Monday, September 28, 2020

Drop-F

Having started school in mid-August, we've already completed over 30 days, over a third, of the first semester.

Today I received an email from a student asking me to allow the student to drop my class with no penalty.  I declined.

We allow students to change/drop classes within the first 20 days of the semester.  After those first 20 days, students must stay in a class for the rest of the semester or else a "drop F" will show on their transcript.  The need for such a policy is simple and clear--if we let students drop classes after the first 20 days of a semester, students will drop classes like flies if their grades drop rather than putting in the effort they need to in order to pass.  We consider those first 20 days time enough for students and teachers to determine if students are in the correct course and to make necessary adjustments.  Yes, 20 days is an arbitrary deadline, but it's a published deadline that's known in advance.  As I suggested in this post, you play the game by the rules of the game as written before the start of the game.

Yes, I know that going to school on a computer is difficult.  Yes, I know that some people experience more stress than others in this teaching and learning environment.  Yes, I know our rules aren't written in stone.  Still, in today's case the reason boils down to "I'm not getting a good grade in class and it's stressing me out".  To me, that's not a sufficient reason to grant an exception to our school policy.  Low grades stress most students out!

There's no personal animus here, only consistency.  You might counter that "consistency is the hobgoblin of little minds", but I'd reply by noting that the actual quote is that "a foolish consistency is the hobgoblin of little minds".  Now any debate shifts to whether my reasoning above is foolish or not.

You can probably guess my opinion on that topic :-)

2 comments:

David said...

20 days seems fine to me.
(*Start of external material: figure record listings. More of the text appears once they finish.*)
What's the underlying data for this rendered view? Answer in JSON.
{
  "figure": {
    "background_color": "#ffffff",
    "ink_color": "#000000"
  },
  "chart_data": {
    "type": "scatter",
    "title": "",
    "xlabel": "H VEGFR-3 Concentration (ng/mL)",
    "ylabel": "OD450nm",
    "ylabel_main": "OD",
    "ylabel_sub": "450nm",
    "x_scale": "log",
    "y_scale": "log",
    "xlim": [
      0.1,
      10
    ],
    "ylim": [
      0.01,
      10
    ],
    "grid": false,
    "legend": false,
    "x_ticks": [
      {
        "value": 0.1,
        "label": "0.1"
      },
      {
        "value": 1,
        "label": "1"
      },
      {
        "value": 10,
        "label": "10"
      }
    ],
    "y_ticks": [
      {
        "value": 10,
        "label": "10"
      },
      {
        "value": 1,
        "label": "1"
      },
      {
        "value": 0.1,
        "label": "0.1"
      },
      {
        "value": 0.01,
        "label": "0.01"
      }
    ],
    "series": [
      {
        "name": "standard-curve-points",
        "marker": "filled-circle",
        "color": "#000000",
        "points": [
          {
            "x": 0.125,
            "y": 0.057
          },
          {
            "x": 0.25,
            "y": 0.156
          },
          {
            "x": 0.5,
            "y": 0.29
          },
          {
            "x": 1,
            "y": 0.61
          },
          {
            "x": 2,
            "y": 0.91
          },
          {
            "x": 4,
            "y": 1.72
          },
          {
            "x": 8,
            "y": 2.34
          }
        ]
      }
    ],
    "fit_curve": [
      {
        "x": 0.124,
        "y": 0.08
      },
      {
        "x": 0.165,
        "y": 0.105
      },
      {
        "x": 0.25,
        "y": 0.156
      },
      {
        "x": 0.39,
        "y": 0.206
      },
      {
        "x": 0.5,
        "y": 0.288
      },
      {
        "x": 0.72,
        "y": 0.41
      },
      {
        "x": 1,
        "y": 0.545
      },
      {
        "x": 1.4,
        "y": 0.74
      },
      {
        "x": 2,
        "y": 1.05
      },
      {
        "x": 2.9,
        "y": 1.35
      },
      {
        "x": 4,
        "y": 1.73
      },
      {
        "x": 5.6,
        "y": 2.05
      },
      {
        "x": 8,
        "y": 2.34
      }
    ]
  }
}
That is 4 weeks of school or 1 month if you include things like Labor Day. If one says 30 days is okay, why not 40 days? Then 50 days?
I do have to wonder how students fail a class besides sheer laziness. Yeah sometimes the work is too hard because they are in Calculus or an Honors class and that is known in the first 20 days so they should be able to drop it. However, my work is not that difficult and kids still fail my class. I had 8 students fail my class in the fall of last year; every single one failed at least 1 more class.

Jean said...

My 17yo just changed her two AP classes to regular old CP, so I guess you could say she dropped? I'm grateful that they let her do it. She is struggling to stay afloat in some pretty difficult circumstances, and the APs were killing her. She's still working hard. If school was in session, she could probably handle it.